Question by Fernando H: How does nanotechnology handle cell adhesion molecules?
I´m doing a little project and I´m looking for information about how nanotechnology handles cell adhesion molecules.

I´ve been looking around the web and so far I´ve found no information on the subject, so you could add to my question: Does technology to handle cell adhesion molecules exist, for instance, an artificial surface covered in adhesion molecules that would allow cell-to-surface contact?

I put this into the engineering category, although this would also fit into the biology category.

Best answer:

Answer by Bert K
A great question, probably with detailed information only kept in research companies as proprietary.

One decent on-line paper is by the New Scientist

http://www.newscientist.com/article/dn9939

It contains lots of interesting links which may give you research folks to contact directly.
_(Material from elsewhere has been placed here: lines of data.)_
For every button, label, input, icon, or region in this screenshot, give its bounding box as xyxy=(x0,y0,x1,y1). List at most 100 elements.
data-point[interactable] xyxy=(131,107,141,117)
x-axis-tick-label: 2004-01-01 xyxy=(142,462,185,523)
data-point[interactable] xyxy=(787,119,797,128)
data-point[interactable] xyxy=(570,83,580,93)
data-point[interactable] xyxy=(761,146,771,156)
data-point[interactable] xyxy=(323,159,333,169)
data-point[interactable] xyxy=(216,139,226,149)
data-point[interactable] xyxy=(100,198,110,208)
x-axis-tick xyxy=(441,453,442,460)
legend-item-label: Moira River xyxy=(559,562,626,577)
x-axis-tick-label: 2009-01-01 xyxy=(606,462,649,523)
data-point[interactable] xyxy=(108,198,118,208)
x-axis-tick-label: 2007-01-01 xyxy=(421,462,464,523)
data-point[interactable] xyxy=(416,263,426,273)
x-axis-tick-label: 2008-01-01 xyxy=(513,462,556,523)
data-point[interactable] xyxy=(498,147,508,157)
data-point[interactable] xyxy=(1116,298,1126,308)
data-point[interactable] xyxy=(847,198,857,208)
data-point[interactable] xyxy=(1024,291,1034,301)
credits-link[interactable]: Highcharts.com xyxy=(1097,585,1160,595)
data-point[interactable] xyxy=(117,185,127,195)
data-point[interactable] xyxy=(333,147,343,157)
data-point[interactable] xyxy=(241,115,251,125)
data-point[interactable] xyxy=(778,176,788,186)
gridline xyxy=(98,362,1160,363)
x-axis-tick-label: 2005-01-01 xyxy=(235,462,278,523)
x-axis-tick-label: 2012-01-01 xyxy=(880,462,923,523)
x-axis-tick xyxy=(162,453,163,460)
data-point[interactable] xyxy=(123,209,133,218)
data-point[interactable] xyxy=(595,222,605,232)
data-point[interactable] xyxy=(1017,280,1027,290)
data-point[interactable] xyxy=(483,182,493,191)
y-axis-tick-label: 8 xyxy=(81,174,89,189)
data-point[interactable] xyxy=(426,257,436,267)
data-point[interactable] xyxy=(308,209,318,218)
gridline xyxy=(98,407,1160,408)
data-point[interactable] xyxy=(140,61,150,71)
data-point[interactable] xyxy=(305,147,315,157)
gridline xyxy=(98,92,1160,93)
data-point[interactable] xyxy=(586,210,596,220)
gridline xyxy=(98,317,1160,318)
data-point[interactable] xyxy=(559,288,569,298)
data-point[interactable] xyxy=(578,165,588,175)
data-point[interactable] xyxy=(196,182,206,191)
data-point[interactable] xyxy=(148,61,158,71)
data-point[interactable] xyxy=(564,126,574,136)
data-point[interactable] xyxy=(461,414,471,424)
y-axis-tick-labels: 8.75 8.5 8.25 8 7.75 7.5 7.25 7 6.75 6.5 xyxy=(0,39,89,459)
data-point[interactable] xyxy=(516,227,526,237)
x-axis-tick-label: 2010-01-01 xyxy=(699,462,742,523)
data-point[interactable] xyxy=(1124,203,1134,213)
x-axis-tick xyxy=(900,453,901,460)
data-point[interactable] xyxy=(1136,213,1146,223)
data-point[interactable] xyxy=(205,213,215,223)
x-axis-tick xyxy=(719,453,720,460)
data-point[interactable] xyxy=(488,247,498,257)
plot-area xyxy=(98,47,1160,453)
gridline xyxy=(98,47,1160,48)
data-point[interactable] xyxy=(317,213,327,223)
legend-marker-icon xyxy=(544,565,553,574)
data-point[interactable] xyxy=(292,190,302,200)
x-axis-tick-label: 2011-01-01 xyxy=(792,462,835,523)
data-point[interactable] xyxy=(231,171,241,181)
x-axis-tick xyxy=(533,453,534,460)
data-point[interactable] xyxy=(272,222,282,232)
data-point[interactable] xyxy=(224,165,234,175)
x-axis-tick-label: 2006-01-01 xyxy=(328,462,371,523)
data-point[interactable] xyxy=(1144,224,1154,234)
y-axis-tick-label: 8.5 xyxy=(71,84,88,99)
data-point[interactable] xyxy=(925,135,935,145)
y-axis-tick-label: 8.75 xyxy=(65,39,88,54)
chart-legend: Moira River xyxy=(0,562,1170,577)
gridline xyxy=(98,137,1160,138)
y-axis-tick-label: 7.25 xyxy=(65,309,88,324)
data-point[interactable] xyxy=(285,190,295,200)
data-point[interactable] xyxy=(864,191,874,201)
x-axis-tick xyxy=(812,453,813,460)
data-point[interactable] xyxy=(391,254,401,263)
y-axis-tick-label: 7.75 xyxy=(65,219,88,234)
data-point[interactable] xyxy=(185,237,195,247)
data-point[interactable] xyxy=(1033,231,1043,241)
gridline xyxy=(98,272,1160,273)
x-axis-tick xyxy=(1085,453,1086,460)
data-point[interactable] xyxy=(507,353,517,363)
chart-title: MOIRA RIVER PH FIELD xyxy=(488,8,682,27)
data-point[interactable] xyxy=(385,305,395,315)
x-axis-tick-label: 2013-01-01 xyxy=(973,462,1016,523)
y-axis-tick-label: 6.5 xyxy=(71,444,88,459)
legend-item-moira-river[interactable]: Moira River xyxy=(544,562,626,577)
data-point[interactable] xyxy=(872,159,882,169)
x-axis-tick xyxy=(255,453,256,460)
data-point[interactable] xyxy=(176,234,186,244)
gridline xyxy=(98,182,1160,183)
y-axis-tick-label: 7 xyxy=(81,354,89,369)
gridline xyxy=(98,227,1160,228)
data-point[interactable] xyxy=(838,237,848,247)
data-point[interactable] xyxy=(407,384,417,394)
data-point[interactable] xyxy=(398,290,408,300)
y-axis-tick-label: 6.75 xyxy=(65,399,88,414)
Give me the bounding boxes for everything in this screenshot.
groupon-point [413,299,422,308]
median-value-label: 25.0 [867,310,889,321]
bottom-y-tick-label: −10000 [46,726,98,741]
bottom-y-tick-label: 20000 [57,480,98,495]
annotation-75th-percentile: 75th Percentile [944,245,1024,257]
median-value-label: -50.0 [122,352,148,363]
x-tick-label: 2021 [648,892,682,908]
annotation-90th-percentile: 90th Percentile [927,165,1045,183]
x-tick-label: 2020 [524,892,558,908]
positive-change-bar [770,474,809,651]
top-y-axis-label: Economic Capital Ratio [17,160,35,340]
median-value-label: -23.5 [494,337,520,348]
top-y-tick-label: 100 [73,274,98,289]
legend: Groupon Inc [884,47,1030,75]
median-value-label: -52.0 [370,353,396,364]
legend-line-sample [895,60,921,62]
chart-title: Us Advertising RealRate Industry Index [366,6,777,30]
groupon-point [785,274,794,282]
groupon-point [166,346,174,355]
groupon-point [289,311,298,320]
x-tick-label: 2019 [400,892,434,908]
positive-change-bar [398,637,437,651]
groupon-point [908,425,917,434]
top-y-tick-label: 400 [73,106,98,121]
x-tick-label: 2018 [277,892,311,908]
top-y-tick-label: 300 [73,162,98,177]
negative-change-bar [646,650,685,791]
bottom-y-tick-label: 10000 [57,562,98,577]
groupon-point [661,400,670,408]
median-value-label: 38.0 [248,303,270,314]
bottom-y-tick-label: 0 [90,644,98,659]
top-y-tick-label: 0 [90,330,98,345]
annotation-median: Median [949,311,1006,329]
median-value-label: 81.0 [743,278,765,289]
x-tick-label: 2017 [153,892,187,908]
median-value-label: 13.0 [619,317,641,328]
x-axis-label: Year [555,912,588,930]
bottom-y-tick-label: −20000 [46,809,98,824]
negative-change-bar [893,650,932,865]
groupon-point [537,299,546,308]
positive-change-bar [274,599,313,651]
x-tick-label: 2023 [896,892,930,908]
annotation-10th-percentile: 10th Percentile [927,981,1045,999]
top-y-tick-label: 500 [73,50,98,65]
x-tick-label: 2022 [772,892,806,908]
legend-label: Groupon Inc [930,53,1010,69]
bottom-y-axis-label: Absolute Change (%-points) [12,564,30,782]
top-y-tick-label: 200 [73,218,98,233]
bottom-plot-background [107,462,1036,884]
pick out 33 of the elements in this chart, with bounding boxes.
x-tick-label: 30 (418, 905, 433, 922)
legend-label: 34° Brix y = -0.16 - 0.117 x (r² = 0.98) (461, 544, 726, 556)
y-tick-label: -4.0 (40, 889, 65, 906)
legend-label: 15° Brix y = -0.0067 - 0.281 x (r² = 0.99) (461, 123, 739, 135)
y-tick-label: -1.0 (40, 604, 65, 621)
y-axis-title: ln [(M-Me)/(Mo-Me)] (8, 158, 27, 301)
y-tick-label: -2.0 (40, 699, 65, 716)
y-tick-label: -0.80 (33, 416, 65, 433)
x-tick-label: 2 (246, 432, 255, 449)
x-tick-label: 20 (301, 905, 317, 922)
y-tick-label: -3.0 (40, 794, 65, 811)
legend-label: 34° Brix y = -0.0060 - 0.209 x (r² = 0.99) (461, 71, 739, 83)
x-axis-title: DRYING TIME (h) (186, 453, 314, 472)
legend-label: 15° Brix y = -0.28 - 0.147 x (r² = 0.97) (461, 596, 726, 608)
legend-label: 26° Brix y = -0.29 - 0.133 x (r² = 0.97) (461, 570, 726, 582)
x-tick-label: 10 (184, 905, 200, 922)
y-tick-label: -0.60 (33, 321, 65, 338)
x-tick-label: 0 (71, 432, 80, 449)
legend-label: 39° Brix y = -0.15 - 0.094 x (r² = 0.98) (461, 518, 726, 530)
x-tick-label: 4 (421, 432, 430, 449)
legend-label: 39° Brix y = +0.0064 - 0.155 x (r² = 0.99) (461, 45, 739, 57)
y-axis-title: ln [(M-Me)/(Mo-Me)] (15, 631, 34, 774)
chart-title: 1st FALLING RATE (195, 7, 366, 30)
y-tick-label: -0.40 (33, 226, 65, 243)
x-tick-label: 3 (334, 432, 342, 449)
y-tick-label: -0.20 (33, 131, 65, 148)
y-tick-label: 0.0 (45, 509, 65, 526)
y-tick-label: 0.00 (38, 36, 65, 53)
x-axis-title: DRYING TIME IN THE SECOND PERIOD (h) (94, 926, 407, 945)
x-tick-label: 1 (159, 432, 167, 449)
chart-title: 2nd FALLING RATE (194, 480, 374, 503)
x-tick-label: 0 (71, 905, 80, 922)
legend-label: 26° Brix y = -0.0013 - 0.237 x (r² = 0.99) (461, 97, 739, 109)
There is doubtless good information which researchers would share with you that is not proprietary. e.g., carbon nanotubes, of an allotrope graphene, is made in sheets one or two atoms thick and then rolled into wire-like tubes which are just nanometers in diameter. and has better thermal conduction characteristics than copper. When properly deposited on appropriate heat-generating/heat-sensitive components these nanotubes are better heat sinks than if metal could be used, and in many cases it can’t. This is used to improve high frequency heat shock stress on semiconductors, at least this is in on-going research, and must have dealt with the problem of interfacing with artificial surfaces and adhesion molecules.

I think MIT has been doing research on this, and if you don’t find a more informative industrial source of data, I suggest you contact their radiation laboratory.